Una vida con una voluntad débil, envuelta en dudas, o secuestrada por los sentimientos, no puede brillar sin un esfuerzo por liberarse, por romper cadenas.
Según explica la filosofía, cada ser humano puede sentir, puede pensar, puede decidir, puede amar. Tiene sentimientos, inteligencia y voluntad.
Tiene voluntad... y a veces no la usa. O la deja congelada, o permite que se encuentre secuestrada. Como le ocurrió al rey Théoden, uno de los personajes de la obra de Tolkien, “El señor de los anillos”.
Théoden vive en su palacio. Tiene el poder. Es el rey: puede mandar, goza del afecto de su gente. Pero un mago consejero, “Lengua de serpiente”, lo tiene encantado. Le ha guardado la espada, le ofrece consejos que lo dejan indeciso, confuso, sin capacidad de reacción. Théoden envejece poco a poco en su tristeza, se hunde encerrado en su trono, mientras la gente espera, anhela, sueña ver otra vez al rey, escuchar su voz, recibir sus órdenes.
Muchas vidas dejan que su voluntad quede secuestrada.
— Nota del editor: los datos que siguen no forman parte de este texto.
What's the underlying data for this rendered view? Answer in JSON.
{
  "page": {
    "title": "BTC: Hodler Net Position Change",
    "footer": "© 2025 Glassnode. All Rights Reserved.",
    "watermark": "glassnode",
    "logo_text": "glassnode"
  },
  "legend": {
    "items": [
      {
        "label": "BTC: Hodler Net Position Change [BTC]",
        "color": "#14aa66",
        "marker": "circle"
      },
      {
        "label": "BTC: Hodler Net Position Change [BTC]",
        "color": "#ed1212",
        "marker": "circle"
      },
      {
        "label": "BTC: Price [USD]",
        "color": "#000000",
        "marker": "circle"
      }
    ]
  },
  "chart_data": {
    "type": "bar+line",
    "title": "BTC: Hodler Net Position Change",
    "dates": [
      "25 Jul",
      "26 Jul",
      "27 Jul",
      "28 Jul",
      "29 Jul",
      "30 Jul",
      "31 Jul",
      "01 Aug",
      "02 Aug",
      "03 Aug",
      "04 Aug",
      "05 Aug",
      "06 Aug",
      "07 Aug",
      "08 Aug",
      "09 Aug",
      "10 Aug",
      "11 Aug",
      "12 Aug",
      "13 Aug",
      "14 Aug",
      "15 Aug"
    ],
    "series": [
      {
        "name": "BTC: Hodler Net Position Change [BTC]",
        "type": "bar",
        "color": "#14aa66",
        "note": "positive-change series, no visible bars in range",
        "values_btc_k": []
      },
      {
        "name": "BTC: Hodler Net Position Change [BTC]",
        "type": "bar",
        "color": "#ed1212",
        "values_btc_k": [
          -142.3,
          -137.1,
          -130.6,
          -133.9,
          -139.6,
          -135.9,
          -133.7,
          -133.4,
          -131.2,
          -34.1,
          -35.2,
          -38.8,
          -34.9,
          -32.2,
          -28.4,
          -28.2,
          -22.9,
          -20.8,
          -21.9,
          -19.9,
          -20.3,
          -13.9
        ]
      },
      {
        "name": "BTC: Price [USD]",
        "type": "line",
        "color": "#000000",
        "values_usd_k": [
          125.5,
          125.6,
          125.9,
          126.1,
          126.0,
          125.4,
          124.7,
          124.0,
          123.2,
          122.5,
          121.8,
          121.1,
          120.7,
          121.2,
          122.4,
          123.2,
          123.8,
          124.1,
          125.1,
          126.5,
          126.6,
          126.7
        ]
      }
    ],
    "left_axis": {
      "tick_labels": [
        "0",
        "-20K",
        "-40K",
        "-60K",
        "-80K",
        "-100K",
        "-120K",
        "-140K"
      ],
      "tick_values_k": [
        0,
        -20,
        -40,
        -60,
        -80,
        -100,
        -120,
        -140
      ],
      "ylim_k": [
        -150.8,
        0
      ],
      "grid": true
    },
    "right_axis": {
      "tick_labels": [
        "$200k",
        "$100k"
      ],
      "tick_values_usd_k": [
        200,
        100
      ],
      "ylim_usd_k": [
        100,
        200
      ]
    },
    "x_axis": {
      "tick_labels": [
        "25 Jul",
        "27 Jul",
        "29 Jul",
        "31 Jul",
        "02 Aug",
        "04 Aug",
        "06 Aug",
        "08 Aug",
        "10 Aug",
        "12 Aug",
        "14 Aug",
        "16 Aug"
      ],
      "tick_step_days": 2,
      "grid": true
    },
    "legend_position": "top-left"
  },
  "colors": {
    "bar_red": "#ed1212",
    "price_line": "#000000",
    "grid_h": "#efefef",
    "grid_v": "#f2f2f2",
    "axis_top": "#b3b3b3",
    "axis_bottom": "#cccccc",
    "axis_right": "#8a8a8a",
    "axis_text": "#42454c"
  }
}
A veces por la eterna enfermedad de la duda. Cada paso es pensado, medido, en sus mil posibilidades, en los riesgos que se esconden detrás de cada esquina. Después de dar vueltas y revueltas a lo que hay que decidir, la decisión no llega: la duda ha paralizado una vida, la voluntad se siente prisionera, inmóvil, incapaz de tomar una resolución, de caminar hacia una meta.
Dicen que un prisionero de la duda no será nunca un Hitler. Quizá sea verdad. Pero también es verdad que nunca será una Madre Teresa de Calcuta, un Francisco de Asís o un voluntario entre pobres, enfermos y heridos. La duda necesita ser superada con una buena dosis de optimismo, con consejeros sabios (como el Gandalf de Tolkien), con una oración que pida ayuda y luz al Dios del cielo.
Otras voluntades están dispuestas a la lucha. Han visto claro lo que es justo, quieren tomar una opción en favor de una causa (esperamos que sea una buena causa). Sin embargo, los sentimientos, los miedos, el respeto humano, ponen una frontera infranqueable, paralizan ojos, lengua y manos.
¿Qué ha ocurrido? Simplemente, que esa voluntad ha permitido que mil telarañas la aprisionen y la asfixien. Son vidas de esposos que se sientan en su sofá, ante la televisión, muchas horas al día, mientras la mano se mueve entre la botella y el telecomando. Son vidas de padres que tienen miedo a dar un consejo al hijo que empieza a desviarse del buen camino. Son vidas de hijos que se pierden en el anonimato de la pandilla, incapaces de decir “no” a las primeras pruebas de un porro emocionante, aunque saben lo peligrosa que es la droga. Son vidas de jóvenes que saben lo importante que es el estudio para lograr un buen puesto en el mundo del trabajo, pero les puede más la computadora o el juego electrónico de moda en el mercado.
Una vida con una voluntad débil, envuelta en dudas, o secuestrada por los sentimientos, no puede brillar sin un esfuerzo por liberarse, por romper cadenas. La voluntad no ha muerto: sobrevive mientras haya un mínimo de salud mental, de conciencia. Estará llena de polvo, estará dormida, estará casi por estrenar, pero está allí, medio escondida. A veces basta un accidente, un imprevisto, una enfermedad, un reproche que nos sacuda, para que esa voluntad, como león dormido, despierte.